For people with heart failure, beta-blockers, ACE inhibitors or an angiotensin receptor/neprilysin inhibitor, a steroidal MRA and an SGLT2 inhibitor are recommended, Toto said.

“In patients with HFrEF, MRAs like spironolactone or eplerenone are important for reducing morbidity and mortality,” Toto said. “We now have these pillars, with nephrology borrowing a bit from cardiology. We will begin to see greater use of nonsteroidal MRAs, at least in the kidney disease population.”

Ongoing trials

Despite compelling data for nonsteroidal MRAs, Toto said more research is needed in different populations.

“Research is needed in nondiabetic populations with chronic kidney disease, and studies of combinations of nonsteroidal MRAs with SGLT2 inhibitors and GLP-1 receptor agonists in diabetic kidney disease,” Toto told Healio.

There are currently ongoing trials of MRAs in both heart failure and CKD, Toto said. Two studies, SPIRIT-HF and SPIRRIT, are each assessing the use of spironolactone on CV death and total heart failure hospitalizations in people with heart failure with an ejection fraction greater than 40%. In the ongoing FINEARTS-HF study, researchers are assessing the use of finerenone on CV death and total heart failure events in 5,500 adults with heart failure with midrange ejection fraction. In the FIND-CKD study, researchers are assessing the effect of finerenone vs. placebo on change in eGFR slope in participants with nondiabetic CKD.

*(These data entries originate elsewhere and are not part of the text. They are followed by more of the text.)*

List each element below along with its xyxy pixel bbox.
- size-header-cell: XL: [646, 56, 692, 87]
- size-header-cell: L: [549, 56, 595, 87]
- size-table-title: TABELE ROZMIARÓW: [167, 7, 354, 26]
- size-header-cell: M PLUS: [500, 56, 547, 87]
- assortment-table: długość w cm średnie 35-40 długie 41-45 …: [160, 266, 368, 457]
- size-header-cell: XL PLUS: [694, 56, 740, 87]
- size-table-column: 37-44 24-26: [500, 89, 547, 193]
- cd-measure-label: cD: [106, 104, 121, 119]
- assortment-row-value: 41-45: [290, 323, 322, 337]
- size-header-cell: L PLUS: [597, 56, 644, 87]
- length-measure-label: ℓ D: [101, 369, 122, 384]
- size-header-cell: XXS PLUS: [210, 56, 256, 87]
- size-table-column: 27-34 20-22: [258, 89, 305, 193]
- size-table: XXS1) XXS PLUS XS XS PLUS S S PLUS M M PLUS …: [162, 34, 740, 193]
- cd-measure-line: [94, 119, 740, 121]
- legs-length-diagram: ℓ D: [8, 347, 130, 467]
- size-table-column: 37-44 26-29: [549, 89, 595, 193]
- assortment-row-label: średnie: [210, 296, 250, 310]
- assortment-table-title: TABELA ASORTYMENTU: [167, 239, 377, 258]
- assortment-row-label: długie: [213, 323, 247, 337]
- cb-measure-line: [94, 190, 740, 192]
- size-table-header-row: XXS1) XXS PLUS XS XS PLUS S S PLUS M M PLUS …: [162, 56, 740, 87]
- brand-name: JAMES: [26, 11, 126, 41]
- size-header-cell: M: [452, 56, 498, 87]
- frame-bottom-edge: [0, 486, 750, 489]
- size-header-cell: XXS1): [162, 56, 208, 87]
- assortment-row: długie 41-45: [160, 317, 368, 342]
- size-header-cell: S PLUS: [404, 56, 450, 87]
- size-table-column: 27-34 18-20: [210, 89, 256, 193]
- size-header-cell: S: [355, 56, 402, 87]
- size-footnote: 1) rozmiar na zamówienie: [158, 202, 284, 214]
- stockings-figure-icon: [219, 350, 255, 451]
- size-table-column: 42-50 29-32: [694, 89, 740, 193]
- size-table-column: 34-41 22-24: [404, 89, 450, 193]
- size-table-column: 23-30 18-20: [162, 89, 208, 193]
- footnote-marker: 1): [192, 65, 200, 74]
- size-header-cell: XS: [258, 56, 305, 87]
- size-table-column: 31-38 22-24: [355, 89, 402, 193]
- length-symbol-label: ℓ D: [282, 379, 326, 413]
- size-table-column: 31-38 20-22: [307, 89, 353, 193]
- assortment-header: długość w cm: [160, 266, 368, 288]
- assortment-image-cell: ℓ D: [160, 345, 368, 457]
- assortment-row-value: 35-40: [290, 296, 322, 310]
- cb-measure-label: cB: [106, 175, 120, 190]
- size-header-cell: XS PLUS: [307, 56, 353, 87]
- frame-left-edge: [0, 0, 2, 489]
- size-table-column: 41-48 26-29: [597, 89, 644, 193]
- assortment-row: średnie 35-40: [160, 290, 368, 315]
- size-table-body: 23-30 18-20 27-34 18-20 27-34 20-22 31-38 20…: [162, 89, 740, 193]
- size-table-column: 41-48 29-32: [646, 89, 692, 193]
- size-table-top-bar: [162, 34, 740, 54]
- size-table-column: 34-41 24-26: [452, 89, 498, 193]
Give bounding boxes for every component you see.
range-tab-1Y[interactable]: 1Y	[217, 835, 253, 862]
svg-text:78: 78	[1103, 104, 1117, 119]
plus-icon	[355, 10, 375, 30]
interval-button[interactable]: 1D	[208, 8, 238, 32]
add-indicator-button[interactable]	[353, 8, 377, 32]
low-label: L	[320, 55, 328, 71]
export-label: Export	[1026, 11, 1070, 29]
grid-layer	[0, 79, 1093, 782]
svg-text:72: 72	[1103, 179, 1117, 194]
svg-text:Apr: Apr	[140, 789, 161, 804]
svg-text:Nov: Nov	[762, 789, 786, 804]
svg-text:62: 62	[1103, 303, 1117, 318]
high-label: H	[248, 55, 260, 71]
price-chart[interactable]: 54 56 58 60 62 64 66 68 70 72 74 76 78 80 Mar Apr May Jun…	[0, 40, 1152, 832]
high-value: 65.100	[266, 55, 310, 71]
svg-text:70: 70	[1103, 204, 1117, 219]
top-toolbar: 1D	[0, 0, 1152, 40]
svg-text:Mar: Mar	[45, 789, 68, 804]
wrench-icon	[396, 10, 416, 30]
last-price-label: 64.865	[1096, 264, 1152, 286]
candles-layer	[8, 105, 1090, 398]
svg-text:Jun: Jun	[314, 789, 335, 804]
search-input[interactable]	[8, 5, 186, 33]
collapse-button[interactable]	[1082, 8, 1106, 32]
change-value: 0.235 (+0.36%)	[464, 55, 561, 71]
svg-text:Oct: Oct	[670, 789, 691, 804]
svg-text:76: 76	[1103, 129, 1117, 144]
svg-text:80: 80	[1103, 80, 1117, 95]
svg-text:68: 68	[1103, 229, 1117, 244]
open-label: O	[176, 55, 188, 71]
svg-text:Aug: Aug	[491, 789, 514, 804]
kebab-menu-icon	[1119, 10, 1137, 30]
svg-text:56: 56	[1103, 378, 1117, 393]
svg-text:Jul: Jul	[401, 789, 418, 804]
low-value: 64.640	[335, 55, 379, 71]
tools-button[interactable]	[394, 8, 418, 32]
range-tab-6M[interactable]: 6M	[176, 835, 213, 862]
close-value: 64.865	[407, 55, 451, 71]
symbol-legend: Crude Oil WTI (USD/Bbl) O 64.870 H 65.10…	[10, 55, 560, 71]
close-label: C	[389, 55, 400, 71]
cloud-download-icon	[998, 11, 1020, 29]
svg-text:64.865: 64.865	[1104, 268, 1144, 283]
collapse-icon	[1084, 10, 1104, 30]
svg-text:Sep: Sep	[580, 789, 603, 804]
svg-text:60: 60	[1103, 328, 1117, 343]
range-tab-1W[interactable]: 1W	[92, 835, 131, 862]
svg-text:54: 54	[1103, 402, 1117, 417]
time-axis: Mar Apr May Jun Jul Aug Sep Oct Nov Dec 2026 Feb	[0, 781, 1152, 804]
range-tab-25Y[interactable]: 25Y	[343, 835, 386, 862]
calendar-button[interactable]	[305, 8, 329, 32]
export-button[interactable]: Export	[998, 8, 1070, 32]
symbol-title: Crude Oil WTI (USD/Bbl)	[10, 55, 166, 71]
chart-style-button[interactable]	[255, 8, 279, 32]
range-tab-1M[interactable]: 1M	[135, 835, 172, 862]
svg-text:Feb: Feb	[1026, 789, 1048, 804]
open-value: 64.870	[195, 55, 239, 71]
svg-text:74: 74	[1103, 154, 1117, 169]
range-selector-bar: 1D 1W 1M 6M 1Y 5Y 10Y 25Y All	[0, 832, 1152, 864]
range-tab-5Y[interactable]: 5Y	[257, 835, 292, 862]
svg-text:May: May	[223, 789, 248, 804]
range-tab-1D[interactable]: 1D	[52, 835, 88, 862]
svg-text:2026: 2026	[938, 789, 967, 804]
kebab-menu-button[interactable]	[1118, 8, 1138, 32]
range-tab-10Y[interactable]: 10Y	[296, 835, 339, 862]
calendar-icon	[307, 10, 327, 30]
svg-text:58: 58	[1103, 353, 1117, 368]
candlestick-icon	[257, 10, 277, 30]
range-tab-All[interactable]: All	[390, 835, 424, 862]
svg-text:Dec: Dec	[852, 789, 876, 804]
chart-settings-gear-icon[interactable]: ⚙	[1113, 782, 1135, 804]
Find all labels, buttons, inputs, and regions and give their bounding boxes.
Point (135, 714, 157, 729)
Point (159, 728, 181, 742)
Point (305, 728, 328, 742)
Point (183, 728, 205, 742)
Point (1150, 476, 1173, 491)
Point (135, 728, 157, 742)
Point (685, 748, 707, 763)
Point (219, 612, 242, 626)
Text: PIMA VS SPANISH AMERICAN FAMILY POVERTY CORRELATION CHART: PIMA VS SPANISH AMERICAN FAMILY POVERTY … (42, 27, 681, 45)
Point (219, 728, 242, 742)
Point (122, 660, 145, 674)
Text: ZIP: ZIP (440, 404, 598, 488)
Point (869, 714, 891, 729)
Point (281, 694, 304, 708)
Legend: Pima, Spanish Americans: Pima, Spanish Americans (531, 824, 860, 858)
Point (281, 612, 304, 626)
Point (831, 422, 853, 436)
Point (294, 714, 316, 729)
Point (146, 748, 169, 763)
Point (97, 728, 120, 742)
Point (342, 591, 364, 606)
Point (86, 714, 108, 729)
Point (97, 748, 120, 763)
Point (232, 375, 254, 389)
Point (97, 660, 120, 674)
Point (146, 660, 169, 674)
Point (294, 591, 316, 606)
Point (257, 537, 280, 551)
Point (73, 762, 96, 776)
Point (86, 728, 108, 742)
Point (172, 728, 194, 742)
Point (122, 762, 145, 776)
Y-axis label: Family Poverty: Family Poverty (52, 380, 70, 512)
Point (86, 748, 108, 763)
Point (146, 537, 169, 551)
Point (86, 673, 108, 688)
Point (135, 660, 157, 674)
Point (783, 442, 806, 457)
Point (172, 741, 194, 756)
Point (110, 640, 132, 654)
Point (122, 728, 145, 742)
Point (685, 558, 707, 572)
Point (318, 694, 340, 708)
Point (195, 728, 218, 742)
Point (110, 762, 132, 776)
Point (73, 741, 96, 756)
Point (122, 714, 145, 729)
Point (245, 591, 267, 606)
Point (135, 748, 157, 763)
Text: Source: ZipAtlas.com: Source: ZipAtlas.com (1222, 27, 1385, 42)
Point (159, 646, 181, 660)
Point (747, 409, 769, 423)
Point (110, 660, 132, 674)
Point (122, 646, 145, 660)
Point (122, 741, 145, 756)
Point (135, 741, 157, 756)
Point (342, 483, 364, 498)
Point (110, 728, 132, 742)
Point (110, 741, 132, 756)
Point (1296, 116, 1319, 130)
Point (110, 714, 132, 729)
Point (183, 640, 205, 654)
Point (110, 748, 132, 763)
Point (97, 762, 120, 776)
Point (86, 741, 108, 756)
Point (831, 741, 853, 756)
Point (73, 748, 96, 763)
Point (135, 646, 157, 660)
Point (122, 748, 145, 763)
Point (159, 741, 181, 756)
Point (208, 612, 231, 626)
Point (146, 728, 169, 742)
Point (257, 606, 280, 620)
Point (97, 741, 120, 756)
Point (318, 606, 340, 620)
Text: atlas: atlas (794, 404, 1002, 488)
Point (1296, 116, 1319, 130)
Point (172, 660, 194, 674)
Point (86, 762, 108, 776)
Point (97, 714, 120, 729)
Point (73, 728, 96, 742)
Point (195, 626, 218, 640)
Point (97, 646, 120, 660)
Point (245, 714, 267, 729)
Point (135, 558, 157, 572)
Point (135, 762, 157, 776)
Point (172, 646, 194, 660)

Other studies will look at combination therapy. In the MIRACLE study, researchers will assess the effect of a combined SGLT2 inhibitor (dapagliflozin [Farxiga, AstraZeneca]) plus an MRA in 500 adults with heart failure and CKD. The CONFIDENCE study will also assess a combination of an SGLT2 inhibitor, empagliflozin (Jardiance, Boehringer Ingelheim/Eli Lilly), plus finerenone compared with each treatment alone in more than 800 participants with long-term CKD and type 2 diabetes, Toto said.